Reading Online Novel

Dirty Little Secret(55)


“An idiotic man! You can’t even see what’s right in front of your nose.”

“And what’s that?”

The sneaky smile he’d learned to be wary of appeared out of nowhere. “You haven’t told her, have you?”

“Told her what?”

“That you love her. You haven’t said it.”

Not to her.

“Jeez, Alex. The woman’s been through the wringer, and you’re holding out on her?” She propped her chin on her hand. “Trust me, I know women—”

He couldn’t hold back a snort that said more clearly than words, much better than I do.

Sara Beth rolled her eyes and went right on with her sentence. “And I can tell you for a fact that your woman is head over heels. She’d follow you to hell and back.”

“She already has,” he said.

“So what are you holding out for?”

He swallowed hard, but it wasn’t a gulp. He wouldn’t admit to gulping. “I was waiting to be free.” He stared at Sara Beth, willing her to understand.
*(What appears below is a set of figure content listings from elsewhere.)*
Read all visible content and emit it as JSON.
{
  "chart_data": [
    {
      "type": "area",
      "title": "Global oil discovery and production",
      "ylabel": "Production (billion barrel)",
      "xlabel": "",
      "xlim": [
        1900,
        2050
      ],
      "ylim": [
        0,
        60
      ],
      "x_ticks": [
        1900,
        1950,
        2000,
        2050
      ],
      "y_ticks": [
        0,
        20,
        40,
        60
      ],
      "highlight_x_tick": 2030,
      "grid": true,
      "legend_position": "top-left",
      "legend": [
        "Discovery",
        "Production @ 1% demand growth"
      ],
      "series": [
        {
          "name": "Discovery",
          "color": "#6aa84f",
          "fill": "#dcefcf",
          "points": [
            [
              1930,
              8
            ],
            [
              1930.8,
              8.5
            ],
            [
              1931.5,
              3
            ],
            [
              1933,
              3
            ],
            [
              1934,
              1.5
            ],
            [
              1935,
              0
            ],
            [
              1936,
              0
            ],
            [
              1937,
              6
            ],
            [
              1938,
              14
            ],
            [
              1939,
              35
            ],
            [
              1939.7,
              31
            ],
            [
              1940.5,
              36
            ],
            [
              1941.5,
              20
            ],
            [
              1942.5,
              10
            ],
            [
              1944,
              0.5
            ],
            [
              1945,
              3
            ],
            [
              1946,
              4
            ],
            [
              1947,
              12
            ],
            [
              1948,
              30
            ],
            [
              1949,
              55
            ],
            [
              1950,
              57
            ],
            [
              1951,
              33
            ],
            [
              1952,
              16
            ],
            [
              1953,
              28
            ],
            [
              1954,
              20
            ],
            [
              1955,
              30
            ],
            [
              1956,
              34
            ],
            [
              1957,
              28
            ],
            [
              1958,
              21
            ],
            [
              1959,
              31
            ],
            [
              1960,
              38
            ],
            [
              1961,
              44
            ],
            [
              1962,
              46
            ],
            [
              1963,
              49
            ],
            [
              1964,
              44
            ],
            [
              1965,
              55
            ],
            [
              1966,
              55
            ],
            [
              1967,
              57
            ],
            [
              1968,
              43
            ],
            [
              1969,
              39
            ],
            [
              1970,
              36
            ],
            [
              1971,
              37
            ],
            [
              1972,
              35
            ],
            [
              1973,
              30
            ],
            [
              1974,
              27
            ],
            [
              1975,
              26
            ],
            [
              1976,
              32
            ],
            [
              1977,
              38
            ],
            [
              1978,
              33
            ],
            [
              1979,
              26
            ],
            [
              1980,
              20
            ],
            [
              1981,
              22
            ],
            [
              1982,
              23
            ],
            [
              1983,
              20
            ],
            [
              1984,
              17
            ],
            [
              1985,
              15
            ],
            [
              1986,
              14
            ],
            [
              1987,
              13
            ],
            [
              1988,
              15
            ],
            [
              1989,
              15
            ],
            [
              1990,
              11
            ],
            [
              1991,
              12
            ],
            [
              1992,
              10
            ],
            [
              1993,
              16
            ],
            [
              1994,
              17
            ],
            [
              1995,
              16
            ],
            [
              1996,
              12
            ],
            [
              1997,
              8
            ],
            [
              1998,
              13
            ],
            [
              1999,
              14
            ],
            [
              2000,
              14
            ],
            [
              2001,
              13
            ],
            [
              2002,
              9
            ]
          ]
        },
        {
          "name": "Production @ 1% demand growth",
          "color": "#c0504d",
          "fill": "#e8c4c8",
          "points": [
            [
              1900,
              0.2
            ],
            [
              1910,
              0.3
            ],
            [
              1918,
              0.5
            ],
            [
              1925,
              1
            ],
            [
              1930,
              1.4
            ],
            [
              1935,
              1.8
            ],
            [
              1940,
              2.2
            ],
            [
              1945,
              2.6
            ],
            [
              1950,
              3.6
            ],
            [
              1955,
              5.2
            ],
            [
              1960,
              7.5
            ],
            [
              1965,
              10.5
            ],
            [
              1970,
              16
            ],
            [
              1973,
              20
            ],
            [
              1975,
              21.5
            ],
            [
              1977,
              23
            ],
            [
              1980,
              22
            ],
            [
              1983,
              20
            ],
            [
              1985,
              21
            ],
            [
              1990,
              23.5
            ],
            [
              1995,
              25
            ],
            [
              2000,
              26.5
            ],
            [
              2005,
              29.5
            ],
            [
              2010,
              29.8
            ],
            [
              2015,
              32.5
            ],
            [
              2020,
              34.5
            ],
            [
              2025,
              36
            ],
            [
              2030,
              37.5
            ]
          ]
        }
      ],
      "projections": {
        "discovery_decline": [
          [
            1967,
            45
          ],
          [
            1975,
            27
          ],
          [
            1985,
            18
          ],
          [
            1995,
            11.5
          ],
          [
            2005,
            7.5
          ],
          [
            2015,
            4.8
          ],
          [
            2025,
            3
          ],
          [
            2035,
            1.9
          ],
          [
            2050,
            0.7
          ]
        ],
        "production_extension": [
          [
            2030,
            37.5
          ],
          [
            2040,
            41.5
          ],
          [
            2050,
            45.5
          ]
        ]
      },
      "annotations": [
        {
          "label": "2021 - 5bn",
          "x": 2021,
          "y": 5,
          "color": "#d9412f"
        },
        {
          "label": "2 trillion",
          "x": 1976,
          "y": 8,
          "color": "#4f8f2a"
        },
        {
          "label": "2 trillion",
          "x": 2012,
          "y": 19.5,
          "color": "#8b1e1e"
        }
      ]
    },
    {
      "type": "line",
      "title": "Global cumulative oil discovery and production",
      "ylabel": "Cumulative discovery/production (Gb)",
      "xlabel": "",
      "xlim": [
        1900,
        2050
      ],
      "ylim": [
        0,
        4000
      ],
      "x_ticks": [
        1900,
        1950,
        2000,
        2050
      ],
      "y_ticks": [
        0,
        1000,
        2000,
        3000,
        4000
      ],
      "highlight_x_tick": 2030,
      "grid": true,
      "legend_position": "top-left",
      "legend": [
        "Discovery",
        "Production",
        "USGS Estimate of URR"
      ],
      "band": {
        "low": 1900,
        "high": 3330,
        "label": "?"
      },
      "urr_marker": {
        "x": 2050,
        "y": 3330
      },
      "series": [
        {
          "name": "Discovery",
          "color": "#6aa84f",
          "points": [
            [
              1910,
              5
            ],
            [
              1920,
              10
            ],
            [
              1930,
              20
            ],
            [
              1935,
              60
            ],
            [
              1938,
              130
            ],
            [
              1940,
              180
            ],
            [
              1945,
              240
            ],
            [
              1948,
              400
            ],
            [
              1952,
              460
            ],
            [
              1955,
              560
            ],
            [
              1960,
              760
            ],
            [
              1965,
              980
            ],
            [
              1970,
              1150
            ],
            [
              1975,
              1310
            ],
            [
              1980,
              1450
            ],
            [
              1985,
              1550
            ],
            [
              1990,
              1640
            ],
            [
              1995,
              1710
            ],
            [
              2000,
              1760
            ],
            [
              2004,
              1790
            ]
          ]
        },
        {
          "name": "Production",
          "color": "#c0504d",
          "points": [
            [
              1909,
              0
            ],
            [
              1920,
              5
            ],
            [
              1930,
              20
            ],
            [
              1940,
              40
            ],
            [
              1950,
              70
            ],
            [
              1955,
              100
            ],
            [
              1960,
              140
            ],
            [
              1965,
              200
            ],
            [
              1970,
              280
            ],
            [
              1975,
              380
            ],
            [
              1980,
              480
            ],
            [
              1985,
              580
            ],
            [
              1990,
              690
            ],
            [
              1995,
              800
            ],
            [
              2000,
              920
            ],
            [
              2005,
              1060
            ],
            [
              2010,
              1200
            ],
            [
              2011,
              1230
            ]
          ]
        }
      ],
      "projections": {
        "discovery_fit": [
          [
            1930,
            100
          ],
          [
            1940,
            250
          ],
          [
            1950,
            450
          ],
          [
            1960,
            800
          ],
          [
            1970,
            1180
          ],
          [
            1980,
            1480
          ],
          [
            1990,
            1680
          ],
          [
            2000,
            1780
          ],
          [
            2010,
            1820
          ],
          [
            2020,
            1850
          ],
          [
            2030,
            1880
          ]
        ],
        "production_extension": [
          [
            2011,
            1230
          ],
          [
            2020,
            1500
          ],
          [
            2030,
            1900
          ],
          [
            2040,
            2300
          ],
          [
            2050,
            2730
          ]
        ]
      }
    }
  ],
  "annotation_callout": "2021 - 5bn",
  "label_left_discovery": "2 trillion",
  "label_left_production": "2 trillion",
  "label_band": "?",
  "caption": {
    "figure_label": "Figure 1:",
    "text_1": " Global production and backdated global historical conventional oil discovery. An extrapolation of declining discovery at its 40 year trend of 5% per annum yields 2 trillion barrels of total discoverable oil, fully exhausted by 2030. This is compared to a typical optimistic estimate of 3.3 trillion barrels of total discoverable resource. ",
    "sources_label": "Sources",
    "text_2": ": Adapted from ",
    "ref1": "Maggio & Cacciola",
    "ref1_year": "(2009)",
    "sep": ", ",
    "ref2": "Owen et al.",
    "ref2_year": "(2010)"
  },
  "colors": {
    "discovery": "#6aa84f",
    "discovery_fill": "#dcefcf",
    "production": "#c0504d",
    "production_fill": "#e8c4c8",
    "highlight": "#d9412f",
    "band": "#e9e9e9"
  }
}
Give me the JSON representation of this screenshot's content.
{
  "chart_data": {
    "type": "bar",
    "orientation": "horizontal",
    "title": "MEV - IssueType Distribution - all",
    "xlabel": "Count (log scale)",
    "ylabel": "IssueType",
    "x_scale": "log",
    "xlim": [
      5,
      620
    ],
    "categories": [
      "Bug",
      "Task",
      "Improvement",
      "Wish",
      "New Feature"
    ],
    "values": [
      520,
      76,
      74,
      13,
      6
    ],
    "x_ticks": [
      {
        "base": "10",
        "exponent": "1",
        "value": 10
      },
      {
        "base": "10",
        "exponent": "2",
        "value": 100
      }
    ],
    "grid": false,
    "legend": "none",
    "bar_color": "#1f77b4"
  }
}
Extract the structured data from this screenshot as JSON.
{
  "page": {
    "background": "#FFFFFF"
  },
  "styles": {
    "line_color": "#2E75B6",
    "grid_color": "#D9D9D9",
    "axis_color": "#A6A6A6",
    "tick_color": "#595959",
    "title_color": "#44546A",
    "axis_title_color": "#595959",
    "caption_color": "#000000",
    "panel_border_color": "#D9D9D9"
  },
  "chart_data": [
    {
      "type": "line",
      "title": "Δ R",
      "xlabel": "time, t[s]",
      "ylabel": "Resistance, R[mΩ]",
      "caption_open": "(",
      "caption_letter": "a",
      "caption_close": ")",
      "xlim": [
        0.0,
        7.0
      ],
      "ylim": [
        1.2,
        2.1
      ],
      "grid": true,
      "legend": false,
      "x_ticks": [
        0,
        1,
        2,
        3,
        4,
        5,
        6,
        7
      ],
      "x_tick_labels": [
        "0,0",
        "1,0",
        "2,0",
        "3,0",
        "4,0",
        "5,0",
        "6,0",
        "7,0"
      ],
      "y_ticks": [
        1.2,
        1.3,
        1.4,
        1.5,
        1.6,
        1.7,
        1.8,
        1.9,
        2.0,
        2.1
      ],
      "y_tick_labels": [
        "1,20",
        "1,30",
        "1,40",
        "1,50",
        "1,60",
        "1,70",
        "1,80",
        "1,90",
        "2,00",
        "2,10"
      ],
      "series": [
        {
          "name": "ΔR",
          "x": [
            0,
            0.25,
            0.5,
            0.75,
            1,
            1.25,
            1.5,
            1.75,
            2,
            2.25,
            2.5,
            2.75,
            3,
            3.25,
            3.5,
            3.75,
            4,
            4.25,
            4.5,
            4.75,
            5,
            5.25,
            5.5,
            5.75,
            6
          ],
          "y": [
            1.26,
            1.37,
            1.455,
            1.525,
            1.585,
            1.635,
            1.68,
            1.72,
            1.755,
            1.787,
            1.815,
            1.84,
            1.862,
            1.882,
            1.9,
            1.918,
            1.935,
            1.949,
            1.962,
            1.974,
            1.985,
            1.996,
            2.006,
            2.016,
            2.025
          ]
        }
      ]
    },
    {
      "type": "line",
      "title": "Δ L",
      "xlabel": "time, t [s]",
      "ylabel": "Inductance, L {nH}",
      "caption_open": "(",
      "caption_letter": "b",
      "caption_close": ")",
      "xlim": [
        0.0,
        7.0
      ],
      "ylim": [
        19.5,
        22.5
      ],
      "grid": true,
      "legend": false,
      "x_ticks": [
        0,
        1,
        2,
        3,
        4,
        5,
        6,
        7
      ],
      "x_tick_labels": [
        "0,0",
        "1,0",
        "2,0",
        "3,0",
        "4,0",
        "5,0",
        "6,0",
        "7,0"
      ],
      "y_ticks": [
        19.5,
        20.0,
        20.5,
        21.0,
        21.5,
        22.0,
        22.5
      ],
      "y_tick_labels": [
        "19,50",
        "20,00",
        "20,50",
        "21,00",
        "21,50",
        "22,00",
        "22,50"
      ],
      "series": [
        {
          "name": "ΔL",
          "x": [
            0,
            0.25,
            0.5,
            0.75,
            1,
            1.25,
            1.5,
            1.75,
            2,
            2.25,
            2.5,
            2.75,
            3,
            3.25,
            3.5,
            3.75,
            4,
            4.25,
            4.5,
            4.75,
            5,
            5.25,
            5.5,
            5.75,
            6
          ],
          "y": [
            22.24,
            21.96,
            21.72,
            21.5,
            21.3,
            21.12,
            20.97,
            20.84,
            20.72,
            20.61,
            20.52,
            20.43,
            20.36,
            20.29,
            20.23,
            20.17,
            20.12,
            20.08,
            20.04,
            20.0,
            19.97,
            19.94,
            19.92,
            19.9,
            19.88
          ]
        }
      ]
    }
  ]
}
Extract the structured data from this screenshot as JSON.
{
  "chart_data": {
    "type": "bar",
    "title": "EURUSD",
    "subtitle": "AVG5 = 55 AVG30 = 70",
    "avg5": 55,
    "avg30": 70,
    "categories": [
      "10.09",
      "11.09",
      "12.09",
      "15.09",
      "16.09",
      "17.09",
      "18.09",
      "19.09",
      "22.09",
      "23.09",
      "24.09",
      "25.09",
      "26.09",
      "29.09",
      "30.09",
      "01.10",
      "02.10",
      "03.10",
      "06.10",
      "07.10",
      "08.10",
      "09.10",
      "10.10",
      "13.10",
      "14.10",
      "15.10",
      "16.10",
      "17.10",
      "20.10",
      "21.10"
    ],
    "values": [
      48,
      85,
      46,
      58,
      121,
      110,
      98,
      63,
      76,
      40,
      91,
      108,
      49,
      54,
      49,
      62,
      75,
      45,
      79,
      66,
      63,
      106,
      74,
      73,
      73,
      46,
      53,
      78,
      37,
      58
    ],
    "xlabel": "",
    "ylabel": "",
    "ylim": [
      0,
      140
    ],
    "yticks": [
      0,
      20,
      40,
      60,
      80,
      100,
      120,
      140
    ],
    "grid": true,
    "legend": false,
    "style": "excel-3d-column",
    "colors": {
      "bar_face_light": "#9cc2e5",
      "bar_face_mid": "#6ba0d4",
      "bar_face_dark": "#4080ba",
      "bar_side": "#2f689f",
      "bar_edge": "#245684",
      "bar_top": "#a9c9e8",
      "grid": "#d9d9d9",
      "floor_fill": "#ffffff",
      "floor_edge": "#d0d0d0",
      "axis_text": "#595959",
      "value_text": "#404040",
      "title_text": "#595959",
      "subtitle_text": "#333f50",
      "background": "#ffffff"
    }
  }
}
She shook her head at him, then settled back down on the bed. “Idiot,” she said.

He grinned.

* * * *

They chose the time for their confrontation with John carefully. The consortium had been a tremendous success. The news of Keane Industries’—meaning Ian’s team’s—breakthrough in AR research had exploded across the industry like fireworks on the Fourth of July. John was riding high on a triumph he hadn’t earned, and it was time to pay the piper.

The man rubbed his hands together in anticipation as he walked into Alex’s home office. “What did you need to talk about, Sara Elizabeth? This wouldn’t happen to be the announcement I’ve been looking forward to for the last seven months, would it?”

Sara Beth’s skin turned a little green, and Alex didn’t blame her. The thought of allowing John access to a child after all they’d learned about him was sickening to him too. But John wasn’t his father, and he couldn’t imagine how hard this was for Sara Beth.

“No, Dad, I’m not pregnant.”

John’s scowl made his disappointment clear. “Then what?”

“Take a seat, John,” Alex said. While Sara Beth sat on the couch opposite the one John deigned to occupy, Alex crossed to his desk and retrieved the folder he’d assembled from Corrine’s information, as well as the follow-up he’d done through a team of private detectives. He took his time, girding his mental loins. When he finally took the seat next to Sara Beth, John was relaxed back into the couch, arms splayed as if he owned the place.

Looking at the man who had ruled such a large part of his life, Alex was surprised by the emptiness in his chest. He’d expected to feel something, anything, at this moment—anger, triumph, possibly even remnants of the fear that used to swamp him when he was a teen facing John’s determination—but instead as he stared across the low table at the man who had run his life for so many years, only a weary resignation settled on his shoulders.

He got straight to the point.

“Sara Beth and I are getting a divorce.”

The silence was thick enough to cut with a knife.

Then, “Like hell you will!”

“Yes, we will. You know Sara Beth is not happy, and neither am I.”

John’s derisive “So?” scraped along Alex’s already tenuous nerves. Sara Beth’s startled gasp telegraphed her hurt clearly.

“John—”

“Who gives a damn if she’s happy, Alex? Really.” John’s disgust was evident as his gaze swept over his daughter. “I didn’t marry her off to you to make her happy; I did it to secure the future of this company. This family.”

“No, you did it to secure your power,” Alex said. “Unfortunately for you, you picked a man who could care less about your power but cares everything about her happiness.”

Into the uneasy silence that followed, Sara Beth spoke. “That’s all I ever was to you, wasn’t I? A means to an end.” She choked on the last word, and pain speared Alex’s chest. “You are my father. You’re supposed to love me, not use me.”

John didn’t respond. They sat, the truth a suffocating presence between then, until finally John stood, giving them his back to pace across the room. When he turned, his gaze sought out Alex, not Sara Beth. Ignoring his daughter, he narrowed his eyes in speculation. “This is about that secretary, isn’t it?”

Shit.

“You’re going to throw it all away over a woman, a whore.” John began a slow stalk back toward the couch. “Let me tell you something about women, Alex. They’re faithless. The whole lot. Can’t trust them as far as the next bed to hop into, and only then if you can tie ’em to it.” He spread his hands along the back of the sofa and leaned in, emphasizing his point. “They’re only good for one thing…or two things, actually.” The gleam of humor in his eyes made Alex want to punch him.